Operator overloading is a powerful technique for preserving encapsulation. It's the polar opposite of:

> Instead, maybe a method MatchAttr1And2(v1, v2) would certainly tell a subsequent reader a little more about what's going on.

This leaks implementation details like a sieve. It's a great recipe for encouraging dependency on a particular implementation detail across module boundaries, and rolling yourself a great heaping ball of mud.


Only if you do it that way. Make it MatchForParticularPurpose(v1, v2) instead, and voila no leak.

Operators are unique in the language. They hold a special place. They deliberately are written to imply something we already understand. No fair lumping them in with every other attribute or method of an encapsulated type.

Intuition is a very, very poor thing to depend upon in a programming language. I disagree heartily that it should be the solution to disambiguating any operation.

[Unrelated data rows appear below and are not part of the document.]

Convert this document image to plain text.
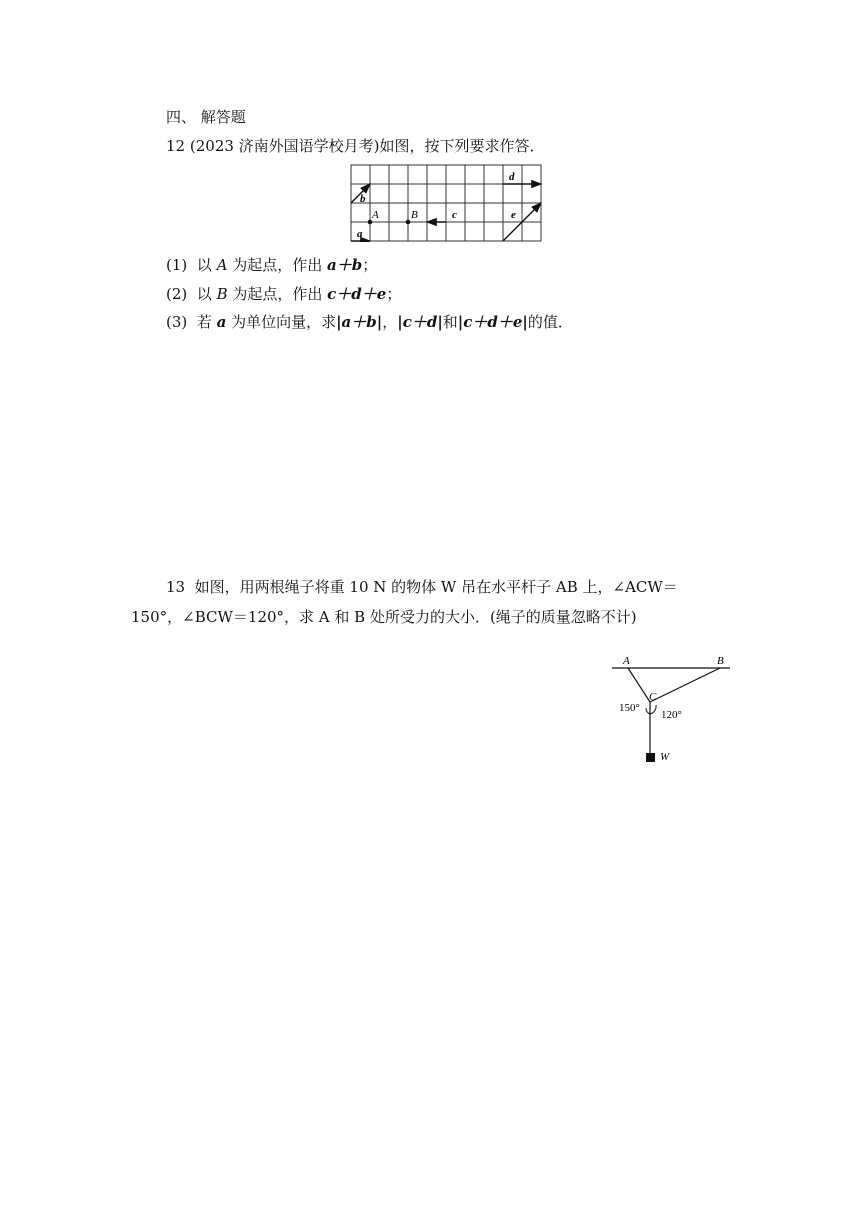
四、 解答题
12 (2023 济南外国语学校月考)如图，按下列要求作答．
b
a
A	B	c
d
e
(1) 以 A 为起点，作出 a＋b；
(2) 以 B 为起点，作出 c＋d＋e；
(3) 若 a 为单位向量，求|a＋b|，|c＋d|和|c＋d＋e|的值．
13 如图，用两根绳子将重 10 N 的物体 W 吊在水平杆子 AB 上，∠ACW＝
150°，∠BCW＝120°，求 A 和 B 处所受力的大小．(绳子的质量忽略不计)
A	B
C
W
150°
120°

> Only if you do it that way. Make it MatchForParticularPurpose(v1, v2) instead, and voila no leak.

Making the name more opaque won't save you at all. You're making what should be a local detail -- how your type implements equality -- into something that only works when it is global knowledge.

Consequently, your type is brittle and incomposable with types that aren't infected with this knowledge:

    [instance11, instance2, instance3].sort
won't do anything sensible until we infect either the Array type or the call site with non-local knowledge about your type.

Every type you build in this manner will find knowledge about itself diffusing throughout your application, like children peeing in a pool. Composition will be limited, inflexible, and require manual insertion of type-specific knowledge, because you have failed to encapsulate knowledge about equality.

Everything needs to know about everything else, and in the end you've built a tightly coupled ball of mud.


> Operators are unique in the language. They hold a special place. They deliberately are written to imply something we already understand. No fair lumping them in with every other attribute or method of an encapsulated type.

I would argue that a CORE value of Ruby is that everything is an object, and objects communication by message passing. Treating an operator as anything other than a message between objects is fundamentally wrong.

If you expect operators to do anything other than call the appropriate message on an object, you're misunderstanding the syntax.


Indeed, in a very real sense Ruby simply doesn't have "syntactic operators" in the C-ish sense he seems to regard them.

Ruby only has messages. Some of those messages just happen to have punctuation for names.


If the code you're dealing with makes you care what the equality operator is doing internally, it's not well enough abstracted.


Sure, for some cases, == is not immediately clear. Don't use it in those cases.